The goal of phase 5 is to install the positive belief identified in phase 3 with more stimulation sets to associate the target memory with your chosen belief.
6. Body scan
After, the therapist will ask about any physical responses or distress experienced while focusing on the target memory and positive belief. If you experience any tension, they will guide you through additional sets to aid your healing and remove stress.
This phase ends every session to discuss your progression and review coping strategies to manage your emotions until the following session. For example, you may receive homework to maintain progress through journaling, visualization, and other self-help techniques.
Lastly, the final phase involves reevaluating the effects of the treatment, your current mental state, memories resurfacing, and the efficacy of your self-help techniques between sessions. Additionally, if new distressing memories have arisen, you may begin working on these through stimulation sets to process and heal.
How to Choose an EMDR Therapist
If you’re interested in EMDR, here are a few tips for finding the best therapist for you.

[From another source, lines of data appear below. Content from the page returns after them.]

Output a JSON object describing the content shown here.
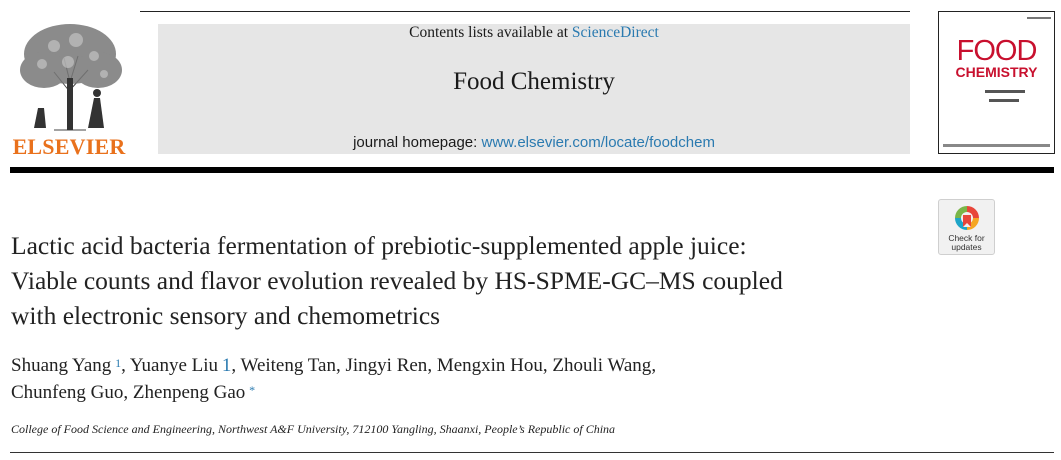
{
  "publisher": {
    "logo_word": "ELSEVIER"
  },
  "banner": {
    "contents_prefix": "Contents lists available at ",
    "contents_link": "ScienceDirect",
    "journal_name": "Food Chemistry",
    "homepage_prefix": "journal homepage: ",
    "homepage_link": "www.elsevier.com/locate/foodchem"
  },
  "cover": {
    "line1": "FOOD",
    "line2": "CHEMISTRY"
  },
  "check_updates": {
    "label_line1": "Check for",
    "label_line2": "updates"
  },
  "article": {
    "title_lines": [
      "Lactic acid bacteria fermentation of prebiotic-supplemented apple juice:",
      "Viable counts and flavor evolution revealed by HS-SPME-GC–MS coupled",
      "with electronic sensory and chemometrics"
    ],
    "authors": [
      {
        "name": "Shuang Yang",
        "mark": "1"
      },
      {
        "name": "Yuanye Liu",
        "mark": "1"
      },
      {
        "name": "Weiteng Tan",
        "mark": ""
      },
      {
        "name": "Jingyi Ren",
        "mark": ""
      },
      {
        "name": "Mengxin Hou",
        "mark": ""
      },
      {
        "name": "Zhouli Wang",
        "mark": ""
      },
      {
        "name": "Chunfeng Guo",
        "mark": ""
      },
      {
        "name": "Zhenpeng Gao",
        "mark": "*"
      }
    ],
    "affiliation": "College of Food Science and Engineering, Northwest A&F University, 712100 Yangling, Shaanxi, People’s Republic of China"
  },
  "colors": {
    "elsevier_orange": "#e9711c",
    "link_blue": "#2a7ab0",
    "banner_gray": "#e6e6e6",
    "cover_red": "#c8102e"
  }
}
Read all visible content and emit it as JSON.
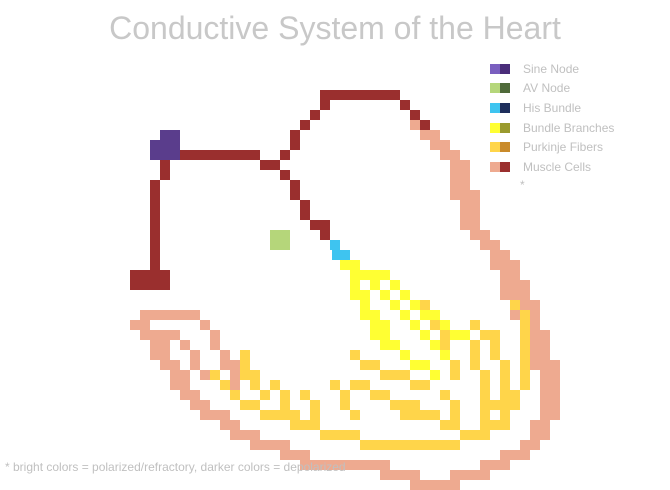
{
  "title": "Conductive System of the Heart",
  "legend": {
    "items": [
      {
        "label": "Sine Node",
        "bright": "#7a5fbf",
        "dark": "#4a2d7a"
      },
      {
        "label": "AV Node",
        "bright": "#b5d67a",
        "dark": "#4f6a3a"
      },
      {
        "label": "His Bundle",
        "bright": "#3ec4f0",
        "dark": "#1e2f5c"
      },
      {
        "label": "Bundle Branches",
        "bright": "#ffff33",
        "dark": "#9a9a2e"
      },
      {
        "label": "Purkinje Fibers",
        "bright": "#ffd54a",
        "dark": "#c98a2a"
      },
      {
        "label": "Muscle Cells",
        "bright": "#eeaa90",
        "dark": "#9a2f2e"
      }
    ],
    "note": "*"
  },
  "footnote": "* bright colors = polarized/refractory, darker colors = depolarized",
  "colors": {
    "muscle_dark": "#9a2f2e",
    "muscle_light": "#eeaa90",
    "sine_node": "#5a3d8c",
    "av_node": "#b5d67a",
    "his_bundle": "#3ec4f0",
    "bundle_branches": "#ffff33",
    "purkinje": "#ffd54a"
  }
}
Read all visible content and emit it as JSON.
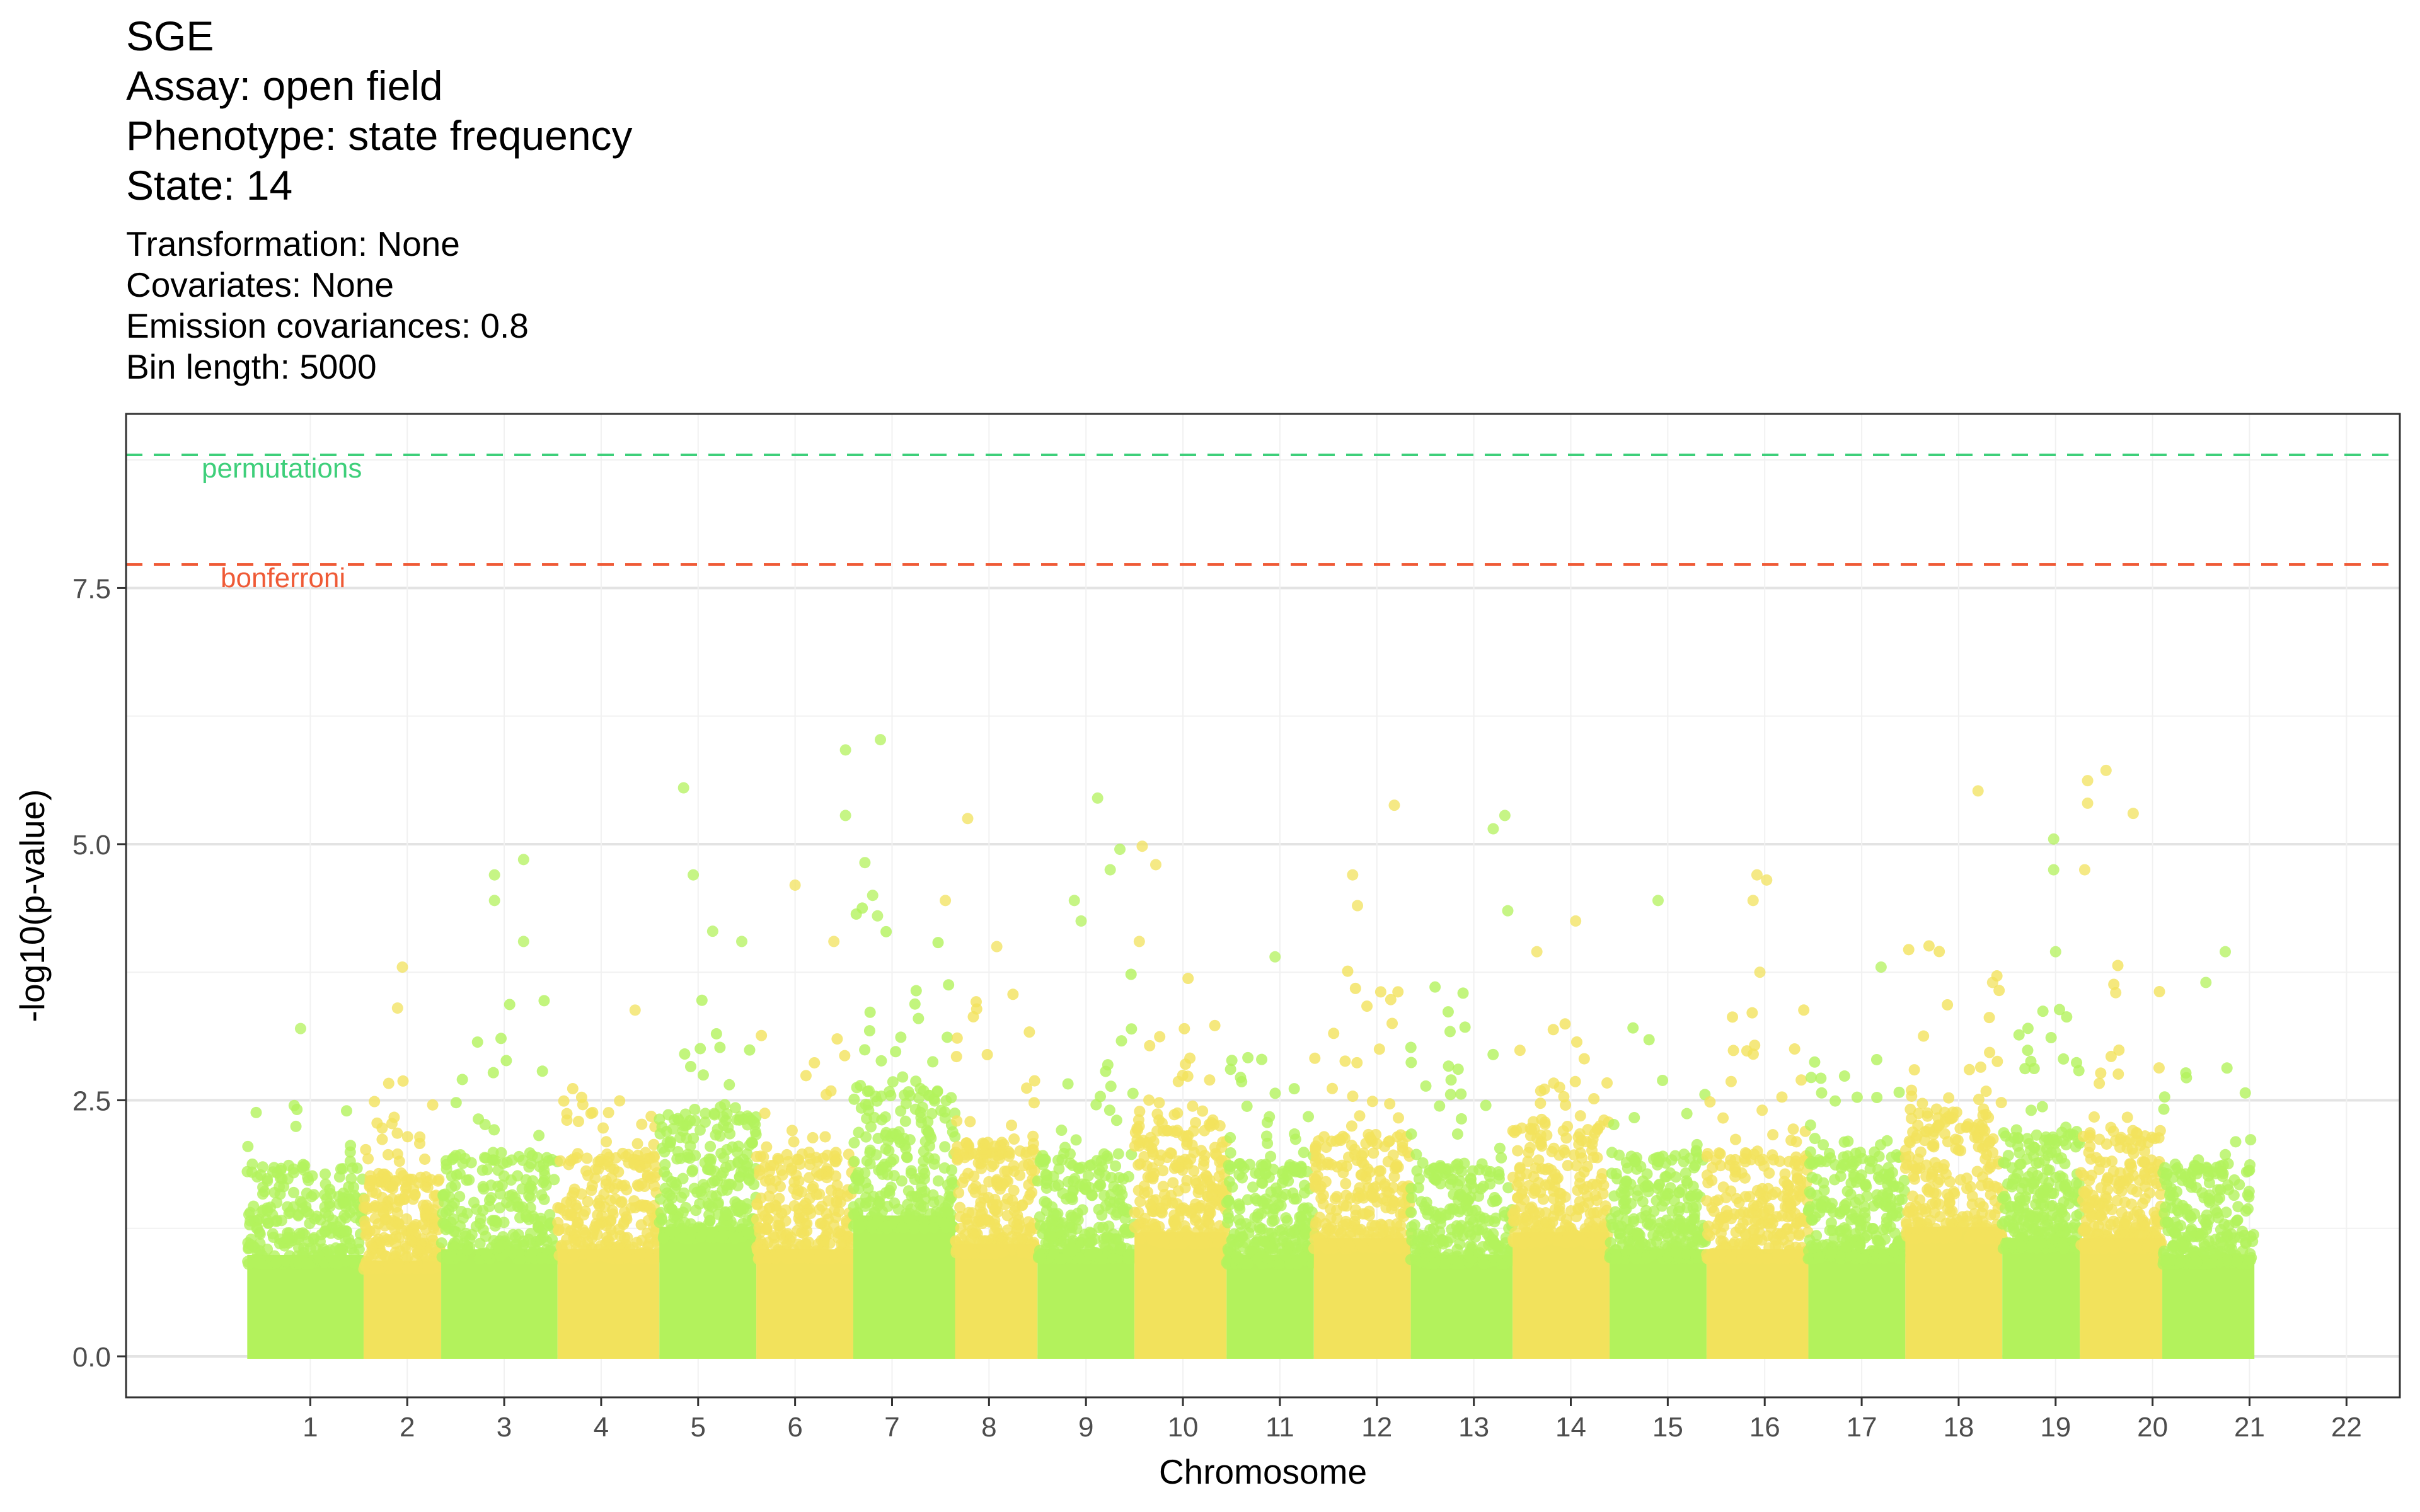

- Assess your comfort level. The most important step to choosing the right EMDR therapist is comfort. Ask yourself, how do you feel around them? Safe, validated, and that your thoughts and opinions matter?
- Complete your research. You may need to do some digging beforehand to find a skilled therapist capable of healing your trauma. For example, ensure they carry an EMDR qualification, including other therapies to aid your healing. Depending on your condition, you may need EMDR plus cognitive behavior therapy to treat your anxiety, for example.
- What is their specialty? Not every therapist will fit your preferences or area of concern. For example, if you’re experiencing PTSD with depression, ask your therapist if they have experience treating both. While many are trained in PTSD, they may not be familiar with other conditions.
There you have it! Your go-to guide EMDR therapy for beginners. Wherever you are on your journey, please note that EMDR therapy is a wonderful choice to heal trauma, distressing thoughts, and painful memories. You are not alone, and help is out there.